I was thinking of two ways this can be resolved, by using a model-specific or session-specific identifier to the temporary directories, though in a case where we are fetching the same model from different sources across multiple sessions, model-specific identifier will still run into the same resource conflicts. Let me know your thought regarding this.

DhanshreeA commented 1 month ago

2. Simultaneous fetching from Github and repo path will result in a CondaEnvironmentExistsError, this is also true if the model is being fetched from DockerHub.

@Malikbadmus are you running this on WSL? Could you confirm if you experience this on Codespaces as well?

Malikbadmus commented 1 month ago

2. Simultaneous fetching from Github and repo path will result in a CondaEnvironmentExistsError, this is also true if the model is being fetched from DockerHub.

@Malikbadmus are you running this on WSL? Could you confirm if you experience this on Codespaces as well?

On Ubuntu LTS, yes I encountered the issue on codespace as well.

DhanshreeA commented 1 month ago

@DhanshreeA , the conflicts happening at fetching are caused by this method. It is responsible for clearing temporary directories that match the prefix "ersilia-". However, since we are running multiple sessions simultaneously, one session may delete a temporary directory that the other session is still using, in this case, /tmp/ersilia-749mg2go/docker_pull.log which keeps the log of Image that was pulled from DockerHub for models running in a docker container.

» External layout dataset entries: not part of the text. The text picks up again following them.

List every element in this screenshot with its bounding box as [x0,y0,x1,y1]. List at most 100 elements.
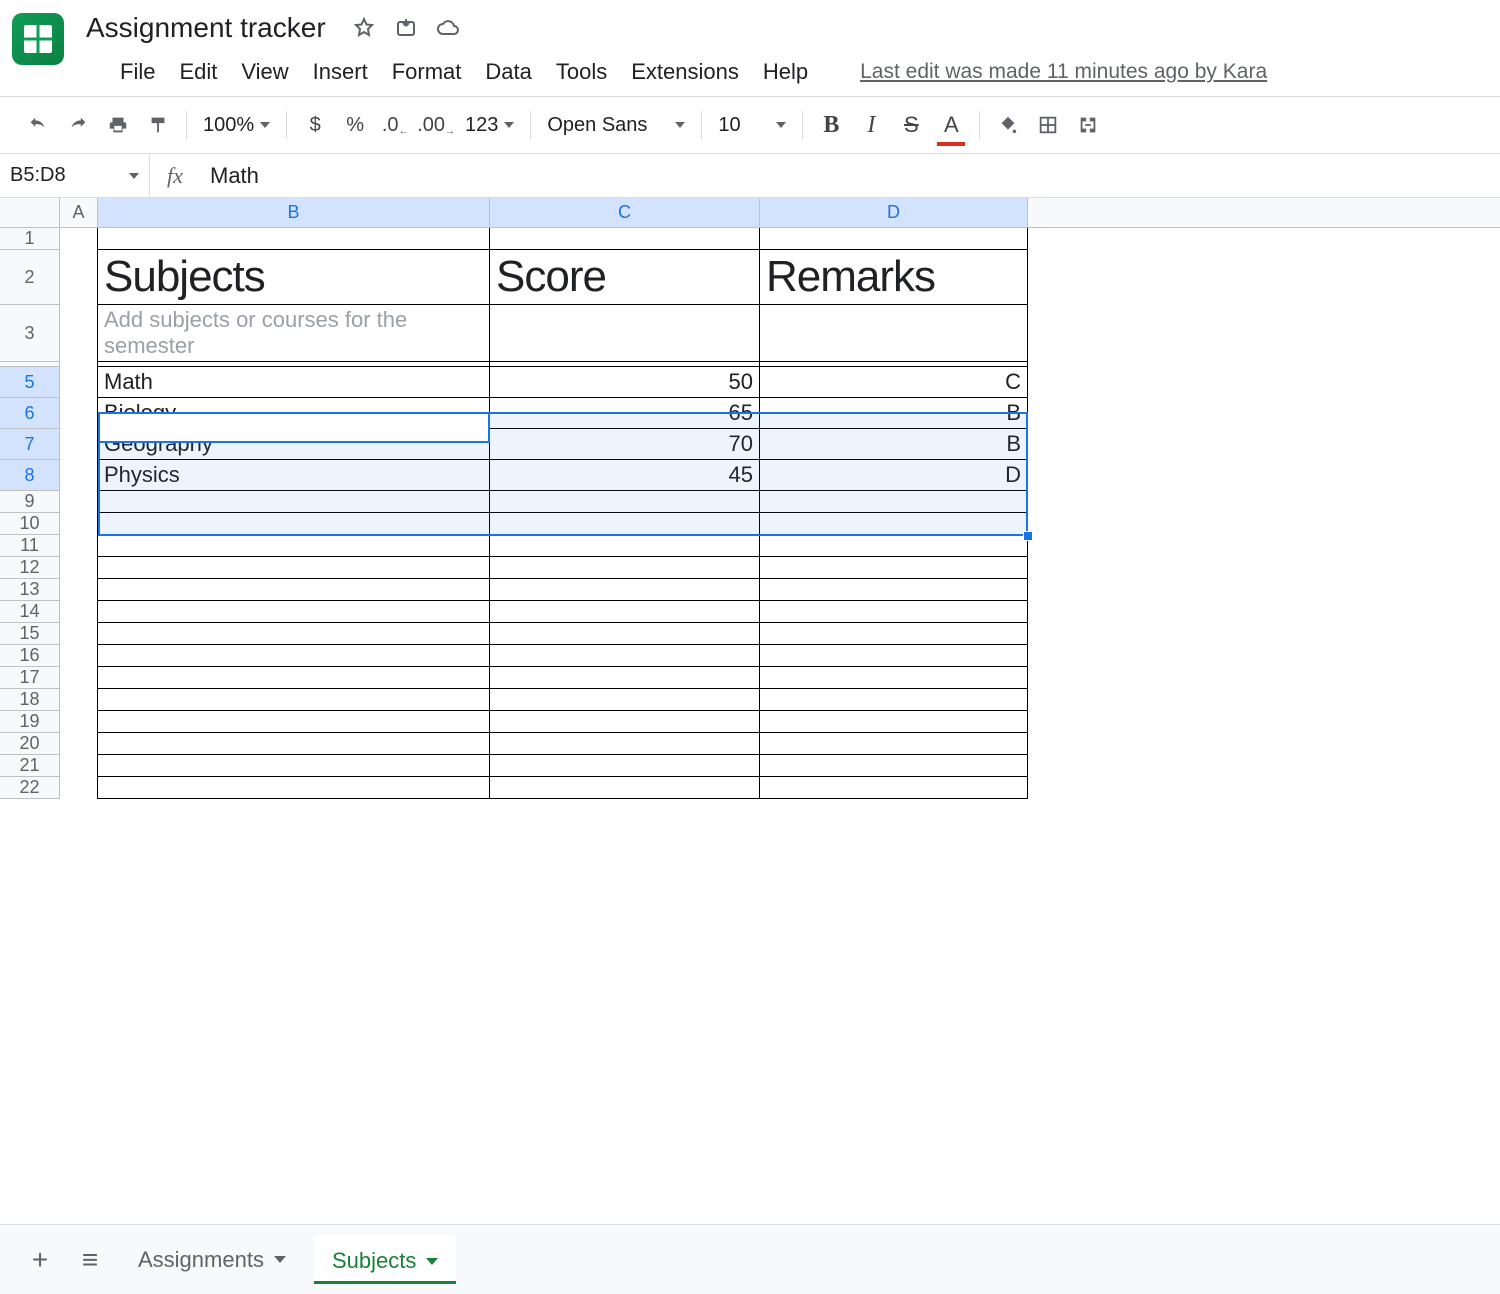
cell[interactable] [490,689,760,711]
menu-edit[interactable]: Edit [167,55,229,89]
chevron-down-icon[interactable] [426,1258,438,1265]
cell[interactable] [60,305,98,362]
cell[interactable] [60,755,98,777]
strikethrough-button[interactable]: S [893,107,929,143]
name-box[interactable]: B5:D8 [0,154,150,197]
row-head-6[interactable]: 6 [0,398,60,429]
decrease-decimal-button[interactable]: .0← [377,107,413,143]
row-head-12[interactable]: 12 [0,557,60,579]
cell[interactable] [1028,557,1500,579]
merge-cells-button[interactable] [1070,107,1106,143]
cell[interactable] [98,535,490,557]
row-head-7[interactable]: 7 [0,429,60,460]
cell[interactable] [1028,689,1500,711]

The debug logger in the clean_temp_dir method only logs the directories it finds in the current session, so it doesn't detect or log directories created by other sessions. However, it still attempts to delete those directories if they match the "ersilia-" pattern, which is causing issues as other sessions are using them.

I was thinking of two ways this can be resolved, by using a model-specific or session-specific identifier to the temporary directories, though in a case where we are fetching the same model from different sources across multiple sessions, model-specific identifier will still run into the same resource conflicts. Let me know your thought regarding this.

Hi @Malikbadmus this is interesting - I feel like we can update the tmp directory prefix to include the session pid as well. You can get the session PID from utils/session.py. And then the deletion code can be made to delete the tmp directories only related to the session. What do you think?

Malikbadmus commented 1 month ago

@DhanshreeA , the conflicts happening at fetching are caused by this method. It is responsible for clearing temporary directories that match the prefix "ersilia-". However, since we are running multiple sessions simultaneously, one session may delete a temporary directory that the other session is still using, in this case, /tmp/ersilia-749mg2go/docker_pull.log which keeps the log of Image that was pulled from DockerHub for models running in a docker container.

The debug logger in the clean_temp_dir method only logs the directories it finds in the current session, so it doesn't detect or log directories created by other sessions. However, it still attempts to delete those directories if they match the "ersilia-" pattern, which is causing issues as other sessions are using them.

I was thinking of two ways this can be resolved, by using a model-specific or session-specific identifier to the temporary directories, though in a case where we are fetching the same model from different sources across multiple sessions, model-specific identifier will still run into the same resource conflicts. Let me know your thought regarding this.

Hi @Malikbadmus this is interesting - I feel like we can update the tmp directory prefix to include the session pid as well. You can get the session PID from utils/session.py. And then the deletion code can be made to delete the tmp directories only related to the session. What do you think?

Yes, I think this is the best way, I was also thinking along this line.

DhanshreeA commented 1 week ago

Refer to discussion here: https://github.com/ersilia-os/ersilia/issues/702#issue-1756694049

This is actually expected behavior, and not a bug, at present.